Hard as it may be, then, set aside your own politics and ask yourself which of these Monday statements rings truer:
"The whole issue of talking points, frankly, throughout this process has been a sideshow. ... And suddenly, three days ago, this gets spun up as if there's something new to the story. There's no 'there' there."
— President Barack Obama, dismissing congressional scrutiny of his and his subordinates' statements about Benghazi as a "political circus"
"Americans should take notice that top Obama administration officials increasingly see themselves as above the law and emboldened by the belief that they don't have to answer to anyone."
— House Oversight and Government Reform Committee Chairman Darrell Issa
For now, many among us would take Option 2. With each of these troubling disclosures, the Obama administration finds itself reacting to appearances of overreach, of arrogance, of determination to dodge its embarrassments rather than to take ownership of them.
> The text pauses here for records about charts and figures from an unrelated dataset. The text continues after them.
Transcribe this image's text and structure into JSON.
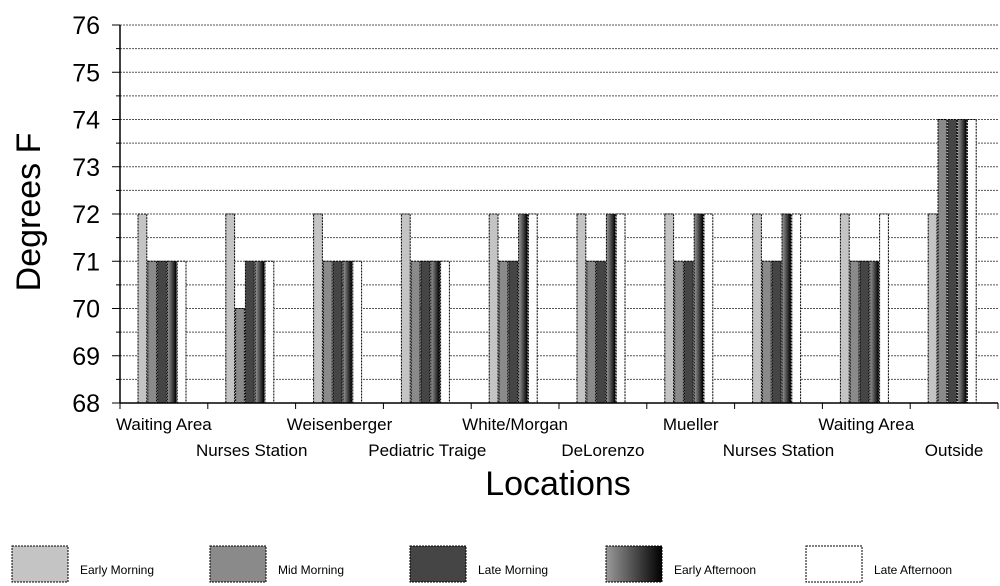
{
  "chart_data": {
    "type": "bar",
    "title": "",
    "xlabel": "Locations",
    "ylabel": "Degrees F",
    "ylim": [
      68,
      76
    ],
    "yticks": [
      68,
      69,
      70,
      71,
      72,
      73,
      74,
      75,
      76
    ],
    "grid": true,
    "legend_position": "bottom",
    "categories": [
      "Waiting Area",
      "Nurses Station",
      "Weisenberger",
      "Pediatric Traige",
      "White/Morgan",
      "DeLorenzo",
      "Mueller",
      "Nurses Station",
      "Waiting Area",
      "Outside"
    ],
    "series": [
      {
        "name": "Early Morning",
        "values": [
          72,
          72,
          72,
          72,
          72,
          72,
          72,
          72,
          72,
          72
        ]
      },
      {
        "name": "Mid Morning",
        "values": [
          71,
          70,
          71,
          71,
          71,
          71,
          71,
          71,
          71,
          74
        ]
      },
      {
        "name": "Late Morning",
        "values": [
          71,
          71,
          71,
          71,
          71,
          71,
          71,
          71,
          71,
          74
        ]
      },
      {
        "name": "Early Afternoon",
        "values": [
          71,
          71,
          71,
          71,
          72,
          72,
          72,
          72,
          71,
          74
        ]
      },
      {
        "name": "Late Afternoon",
        "values": [
          71,
          71,
          71,
          71,
          72,
          72,
          72,
          72,
          72,
          74
        ]
      }
    ],
    "colors": {
      "early_morning": "#c4c4c4",
      "mid_morning": "#8a8a8a",
      "late_morning": "#454545",
      "early_afternoon": "#222222",
      "late_afternoon": "#ffffff"
    }
  }
}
I wonder why the Obama administration finds itself reacting to these things. Could it be because people are asking them to react? This is the kind of passive-voiced, "a firestorm of controversy is swirling" commentary that makes me crazy, because it cites the appearance of a thing as evidence that the thing itself exists. And in doing so, reinforces that appearance, conflates it with evidence, and elevates "stuff we kind of think already" to actual fact. You want to make an issue out of something? THEN MAKE AN ISSUE OUT OF IT. Knock off the fashion coverage. I know that's the only part of this that interests anybody, but come on.
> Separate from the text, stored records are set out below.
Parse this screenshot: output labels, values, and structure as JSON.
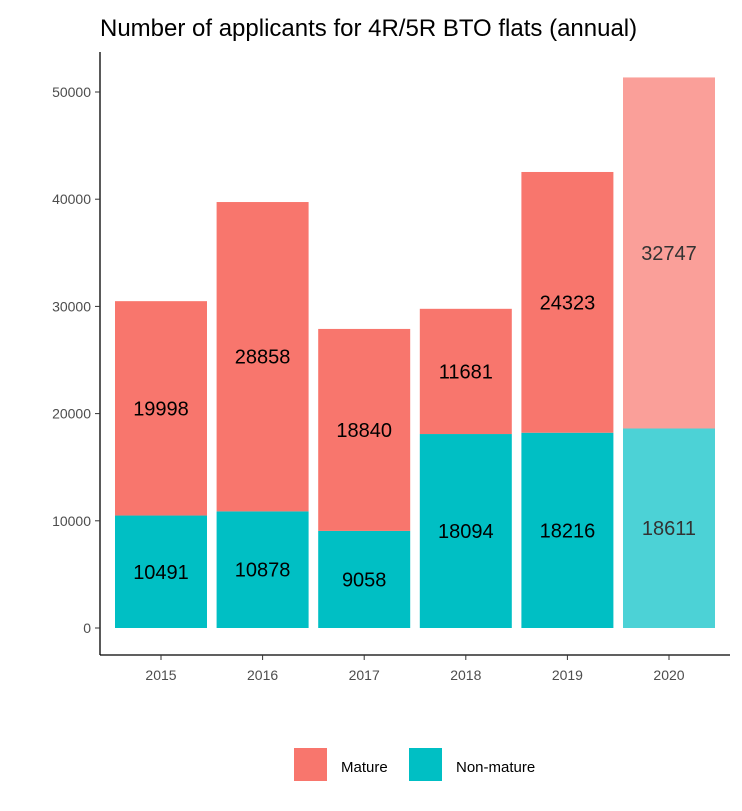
{
  "chart_data": {
    "type": "bar",
    "stacked": true,
    "title": "Number of applicants for 4R/5R BTO flats (annual)",
    "xlabel": "",
    "ylabel": "",
    "categories": [
      "2015",
      "2016",
      "2017",
      "2018",
      "2019",
      "2020"
    ],
    "series": [
      {
        "name": "Non-mature",
        "color": "#00BFC4",
        "values": [
          10491,
          10878,
          9058,
          18094,
          18216,
          18611
        ]
      },
      {
        "name": "Mature",
        "color": "#F8766D",
        "values": [
          19998,
          28858,
          18840,
          11681,
          24323,
          32747
        ]
      }
    ],
    "highlighted_faded_category": "2020",
    "ylim": [
      0,
      52000
    ],
    "yticks": [
      0,
      10000,
      20000,
      30000,
      40000,
      50000
    ],
    "grid": false,
    "legend": {
      "position": "bottom",
      "entries": [
        "Mature",
        "Non-mature"
      ]
    }
  }
}
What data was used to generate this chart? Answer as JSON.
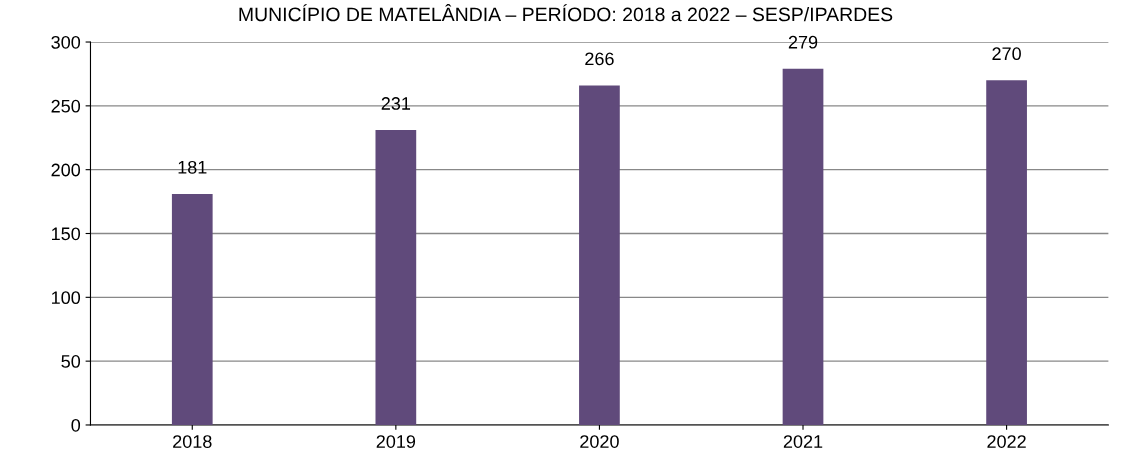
{
  "chart_data": {
    "type": "bar",
    "title": "MUNICÍPIO DE MATELÂNDIA – PERÍODO: 2018 a 2022 – SESP/IPARDES",
    "categories": [
      "2018",
      "2019",
      "2020",
      "2021",
      "2022"
    ],
    "series": [
      {
        "color": "#604a7b",
        "values": [
          181,
          231,
          266,
          279,
          270
        ]
      }
    ],
    "ylim": [
      0,
      300
    ],
    "yticks": [
      0,
      50,
      100,
      150,
      200,
      250,
      300
    ],
    "grid": "y",
    "data_labels": true
  }
}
Am I happy about the AP phone records sitch. Hell. No. Not okay. The administration should be "on the defensive" about that. But here's the thing, even there: The administration "being on the defensive" isn't the story. What is this, the NFL? The story is what was done and who did it, not how the Obama White House is starting to "seem:"
Taken together, though, these controversies project a less flattering image of truth-shading, hubris and intrusion. In the week of humiliating disclosures that started with last Wednesday's congressional hearing on Benghazi, Americans haven't seen the administration exhibit ... one shred of humility:
Ah. So it's about what words they use. The image they project. The proper pantomime of humility. The theater of the thing. If the administration would just be sufficiently servile, people wouldn't have died and none of this would be an issue anymore. If they'd just all hold their pickle forks the right way, I mean, honestly, how hard is that?
The easiest way for the president and his White House to further that rising suspicion — we emphasize that it's thus far unproven — is to demonstrate three things to his newly energized foes and to his friends who didn't expect this sort of conduct: that his subordinates will end their egregious stonewalling on Benghazi, will pursue the IRS scandal as high as it goes and will demand full disclosure of whether his Justice Department scrupulously followed the law in its pursuit of journalists' phone records.
We don't know if any of what Obama's critics are saying is true (on the IRS and Benghazi it's demonstrably not and has been proved not to be for some damn time) but the president needs to act like it is, to demonstrate, once again, the proper attitude to us. The president needs to concede every point, to prove that there are no points here, and maybe flog himself in the Rose Garden. You've got people screaming THIS HASN'T BEEN INVESTIGATED! and when you show them the records of the investigations they just keep yelling it, I mean, you tell me what can be done here in exactly 20 minutes that will solve the problem of every single person in America not knowing every detail of what happened. Should Obama go to everybody's house and read the paper to them?
Maybe that would clear up how he "seems."